Quanto a mim o que havia para saber sabe-se e soube-se pela minha boca.
Mas, já agora, porque quando o Sol nasce é para todos e o de hoje teimou em chegar, há horas com este texto que arranco às entranhas da alma, não só ser maçon: que nada escape. Que se faça um varejo de alto a baixo da influência e penetração que tiveram outras organizações, essas à pala da religião, na vida portuguesa. 
Basta de hipocrisia, chega de velhacaria! 
A certos e determinados que estão silenciosos quais fantasmas, lembro-lhes, para incutir ânimo, o que o seu Jose Maria Escrivà de Ballaguer escreveu: «Vira as costas ao infame, quando sussurra aos teus ouvidos: "Para que te hás-de meter em complicações?"».  Venham esses também, para a praça pública, que agora é que isto está bom e sobretudo apetitoso e é a oportunidade sacrificial da mortificação. 
Querem portanto discutir os organismos de influência em Portugal e no Mundo?
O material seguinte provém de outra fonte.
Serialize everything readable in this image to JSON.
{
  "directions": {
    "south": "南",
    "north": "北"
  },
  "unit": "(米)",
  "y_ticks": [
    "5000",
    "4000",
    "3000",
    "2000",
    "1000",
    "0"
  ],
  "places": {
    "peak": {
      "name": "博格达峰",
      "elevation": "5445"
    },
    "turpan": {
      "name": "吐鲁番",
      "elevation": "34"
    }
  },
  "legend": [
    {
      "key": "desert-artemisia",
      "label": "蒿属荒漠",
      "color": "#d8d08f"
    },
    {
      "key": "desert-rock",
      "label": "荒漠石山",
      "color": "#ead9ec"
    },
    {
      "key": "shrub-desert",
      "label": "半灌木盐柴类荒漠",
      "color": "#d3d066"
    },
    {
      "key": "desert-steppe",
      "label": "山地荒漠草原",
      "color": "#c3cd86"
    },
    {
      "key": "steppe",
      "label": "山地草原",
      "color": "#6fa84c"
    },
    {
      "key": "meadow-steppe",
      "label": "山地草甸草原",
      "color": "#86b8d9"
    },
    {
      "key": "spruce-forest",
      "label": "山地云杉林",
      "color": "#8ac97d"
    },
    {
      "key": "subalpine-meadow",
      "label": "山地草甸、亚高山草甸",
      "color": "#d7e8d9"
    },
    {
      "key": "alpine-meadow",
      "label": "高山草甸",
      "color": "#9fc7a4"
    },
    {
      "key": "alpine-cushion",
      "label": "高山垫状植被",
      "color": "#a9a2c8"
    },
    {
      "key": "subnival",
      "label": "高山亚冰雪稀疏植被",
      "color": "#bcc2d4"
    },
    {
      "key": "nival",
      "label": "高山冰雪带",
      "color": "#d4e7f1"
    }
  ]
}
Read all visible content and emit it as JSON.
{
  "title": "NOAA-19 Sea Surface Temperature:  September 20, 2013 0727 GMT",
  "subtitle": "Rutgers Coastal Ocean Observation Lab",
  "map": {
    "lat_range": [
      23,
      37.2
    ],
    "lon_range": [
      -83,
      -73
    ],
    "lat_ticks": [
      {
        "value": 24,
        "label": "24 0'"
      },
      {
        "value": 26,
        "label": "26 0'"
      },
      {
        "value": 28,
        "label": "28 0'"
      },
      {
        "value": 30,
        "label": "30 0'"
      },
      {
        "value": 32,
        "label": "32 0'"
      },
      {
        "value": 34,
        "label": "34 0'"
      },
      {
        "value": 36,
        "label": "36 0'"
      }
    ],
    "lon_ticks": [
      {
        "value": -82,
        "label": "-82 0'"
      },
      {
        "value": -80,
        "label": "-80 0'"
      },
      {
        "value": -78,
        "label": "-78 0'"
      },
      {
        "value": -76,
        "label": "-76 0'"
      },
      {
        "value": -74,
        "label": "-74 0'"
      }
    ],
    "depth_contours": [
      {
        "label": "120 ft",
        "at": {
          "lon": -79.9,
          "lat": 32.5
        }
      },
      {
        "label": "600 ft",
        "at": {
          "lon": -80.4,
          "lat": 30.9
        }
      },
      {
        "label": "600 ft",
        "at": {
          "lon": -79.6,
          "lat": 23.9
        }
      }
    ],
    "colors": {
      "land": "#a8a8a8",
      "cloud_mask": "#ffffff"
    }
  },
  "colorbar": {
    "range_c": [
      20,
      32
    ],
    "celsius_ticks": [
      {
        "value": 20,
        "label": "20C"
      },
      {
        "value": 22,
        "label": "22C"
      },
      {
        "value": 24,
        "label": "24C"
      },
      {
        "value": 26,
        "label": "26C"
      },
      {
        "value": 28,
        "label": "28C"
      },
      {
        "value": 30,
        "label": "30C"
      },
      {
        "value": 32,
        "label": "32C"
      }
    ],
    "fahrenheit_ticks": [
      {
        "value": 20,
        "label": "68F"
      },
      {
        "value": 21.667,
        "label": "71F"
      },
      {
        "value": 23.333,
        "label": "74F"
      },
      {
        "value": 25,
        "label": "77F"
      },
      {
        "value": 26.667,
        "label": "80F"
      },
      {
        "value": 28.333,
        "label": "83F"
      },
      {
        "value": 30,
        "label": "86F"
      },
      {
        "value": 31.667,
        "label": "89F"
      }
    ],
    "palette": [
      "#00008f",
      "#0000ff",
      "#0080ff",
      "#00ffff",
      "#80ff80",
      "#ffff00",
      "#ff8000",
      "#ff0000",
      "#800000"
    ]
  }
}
Embora, vamos a isso! Até por uma questão de higiene moral e cívica.
É pois hora de barrela!  Hora de arregaçar mangas, pôr a água a correr, venha a sabonária e a lixívia. 
Que este Pais, que mete nojo e cheira mal, está a precisar de uma boa esfrega!

4.1.12

Dies Irae

Chego a casa. Tento saber o que se passa do mundo de onde vim. Uma sensação de náusea profunda ante o abastardamento dos ideais, o afundamento dos princípios, a rarefacção da inocência, o emporcalhamento dos bons costumes. De Mozart apenas o Requiem é possível e dele um único andamento: o Dies Irae! 
Que a cólera se abata sobre os vendilhões do templo, de todos os templos. 



1.1.12

O Império da Inocência

Lê-se por todo o lado, no que se diz e escreve e no semblante abatido das pessoas, é a alma corroída, o sentimento de desânimo, a falta de esperança, a resignação. Até da revolta há receio, o medo do que amanhã possa trazer. 
Portugal perdeu a memória do passado e por isso receia o seu futuro. Um País assim teme pela existência.
Entristecemos. A saudade, esse característica do nosso modo de ser, tornou-se nevoeiro. Das praias de onde saiu a nau da Índia, olha-se hoje para as areias desérticas de Alcácer-Quibir. Masjá não se espera pela alvura de Dom Sebastião, mas pela vingança daqueles que ele, em funesta loucura, quis afrontar.
Suicidámos a glória vã depois da vil cobiça. Dilatámos uma Fé quando já tínhamos perdido a Esperança.
Só que oito séculos de Nação, quando não havia sequer Europa e da América nem o sonho, resistirão! Nem que, ao clamar da Pátria, se erga o Povo contra o Estado, pelo Império da Inocência!